Believing in ESS: Size, Vision and Pioneering

Project: Research

Project Details

Popular science description

An analysis of the cultural metaphors and aesthetic tropes used in marketing ESS.

Believing in ESS: Size, Vision and Pioneering

ESS is popularly described as a gigantic microscope, which will use neutrons instead of ordinary light to let us see inside matter on the subatomic level. Other metaphors also foreground vision: “Seeing with neutron eyes”, and “Neutrons give the big picture” are examples from information brochures.
This emphasis on vision is typical of what the philosopher of science Don Ihde calls the visualism in science today, i.e. the tendency to represent data in pictures rather than in text or numbers. However, “visualization” means something else in techno-scientific contexts like ESS than in everyday life.

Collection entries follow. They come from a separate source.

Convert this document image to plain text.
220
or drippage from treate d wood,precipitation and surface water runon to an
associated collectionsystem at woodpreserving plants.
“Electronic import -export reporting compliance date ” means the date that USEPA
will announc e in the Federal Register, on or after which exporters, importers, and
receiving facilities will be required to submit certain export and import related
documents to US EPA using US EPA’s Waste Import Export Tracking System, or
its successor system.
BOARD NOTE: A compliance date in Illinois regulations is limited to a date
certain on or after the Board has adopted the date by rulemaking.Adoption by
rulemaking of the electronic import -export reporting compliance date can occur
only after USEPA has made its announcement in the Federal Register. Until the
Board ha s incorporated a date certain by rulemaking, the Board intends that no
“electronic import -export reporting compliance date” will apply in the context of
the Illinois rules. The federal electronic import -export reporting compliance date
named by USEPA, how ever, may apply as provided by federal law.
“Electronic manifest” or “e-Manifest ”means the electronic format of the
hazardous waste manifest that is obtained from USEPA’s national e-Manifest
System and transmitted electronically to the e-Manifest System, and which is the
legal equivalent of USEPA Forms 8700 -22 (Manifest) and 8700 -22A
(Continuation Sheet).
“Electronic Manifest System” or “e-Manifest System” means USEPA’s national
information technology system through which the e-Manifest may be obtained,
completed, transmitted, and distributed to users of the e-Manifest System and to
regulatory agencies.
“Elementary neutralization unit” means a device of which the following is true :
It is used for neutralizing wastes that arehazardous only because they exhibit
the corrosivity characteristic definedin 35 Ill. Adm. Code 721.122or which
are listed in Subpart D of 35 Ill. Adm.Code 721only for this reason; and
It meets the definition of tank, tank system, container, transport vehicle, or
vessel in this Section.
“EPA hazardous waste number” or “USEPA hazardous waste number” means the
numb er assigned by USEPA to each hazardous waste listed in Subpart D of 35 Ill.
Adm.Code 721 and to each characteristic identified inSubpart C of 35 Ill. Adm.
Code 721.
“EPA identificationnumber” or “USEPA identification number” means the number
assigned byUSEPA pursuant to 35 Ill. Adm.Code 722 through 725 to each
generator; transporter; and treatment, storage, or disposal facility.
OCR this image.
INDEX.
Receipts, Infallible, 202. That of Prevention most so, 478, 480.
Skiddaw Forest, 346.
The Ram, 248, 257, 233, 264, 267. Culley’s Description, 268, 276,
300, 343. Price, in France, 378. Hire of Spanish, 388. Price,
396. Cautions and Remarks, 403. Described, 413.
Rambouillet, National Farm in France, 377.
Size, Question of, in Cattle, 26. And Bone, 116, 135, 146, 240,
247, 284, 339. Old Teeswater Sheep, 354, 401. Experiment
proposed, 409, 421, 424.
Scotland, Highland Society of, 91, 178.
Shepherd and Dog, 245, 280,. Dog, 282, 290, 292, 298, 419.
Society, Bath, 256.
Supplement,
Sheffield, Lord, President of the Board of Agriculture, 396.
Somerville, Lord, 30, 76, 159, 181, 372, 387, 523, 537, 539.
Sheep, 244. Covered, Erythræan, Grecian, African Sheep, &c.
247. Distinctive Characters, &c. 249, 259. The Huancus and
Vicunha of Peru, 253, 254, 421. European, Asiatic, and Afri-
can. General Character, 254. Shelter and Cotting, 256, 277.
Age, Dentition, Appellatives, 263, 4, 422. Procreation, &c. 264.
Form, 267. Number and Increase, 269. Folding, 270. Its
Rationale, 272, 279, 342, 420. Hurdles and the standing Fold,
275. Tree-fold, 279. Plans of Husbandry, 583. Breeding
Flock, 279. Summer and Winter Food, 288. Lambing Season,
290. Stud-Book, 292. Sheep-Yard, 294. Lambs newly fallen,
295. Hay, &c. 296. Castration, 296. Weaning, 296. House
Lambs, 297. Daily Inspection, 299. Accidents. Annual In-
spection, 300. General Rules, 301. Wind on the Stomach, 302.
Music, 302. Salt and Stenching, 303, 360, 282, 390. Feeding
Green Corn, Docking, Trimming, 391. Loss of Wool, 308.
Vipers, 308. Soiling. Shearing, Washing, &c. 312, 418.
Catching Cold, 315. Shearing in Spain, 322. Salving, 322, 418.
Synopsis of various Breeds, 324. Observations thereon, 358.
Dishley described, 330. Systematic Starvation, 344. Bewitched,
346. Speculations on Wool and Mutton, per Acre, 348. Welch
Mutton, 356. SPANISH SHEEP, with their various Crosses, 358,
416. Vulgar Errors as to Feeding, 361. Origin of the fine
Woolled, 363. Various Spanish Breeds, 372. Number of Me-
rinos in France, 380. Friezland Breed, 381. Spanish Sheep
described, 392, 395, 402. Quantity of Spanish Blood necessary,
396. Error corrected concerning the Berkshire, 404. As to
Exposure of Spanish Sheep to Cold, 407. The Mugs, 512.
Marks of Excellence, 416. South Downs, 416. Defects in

Rarely is it about uncovering things in their “natural appearance”, since particles imperceptible by human vision do not, by nature, “appear” at all. Instead complex instruments and software produce statistical maps that represent reality according to very different principles than ordinary photographs. Nonetheless, ESS is commonly understood to be about “seeing”.
My project examines how “the visual” is mobilized, in texts and in pictures, to bridge the divide between technoscience and the general public, and to inscribe cultural meaning onto the inner structure of matter.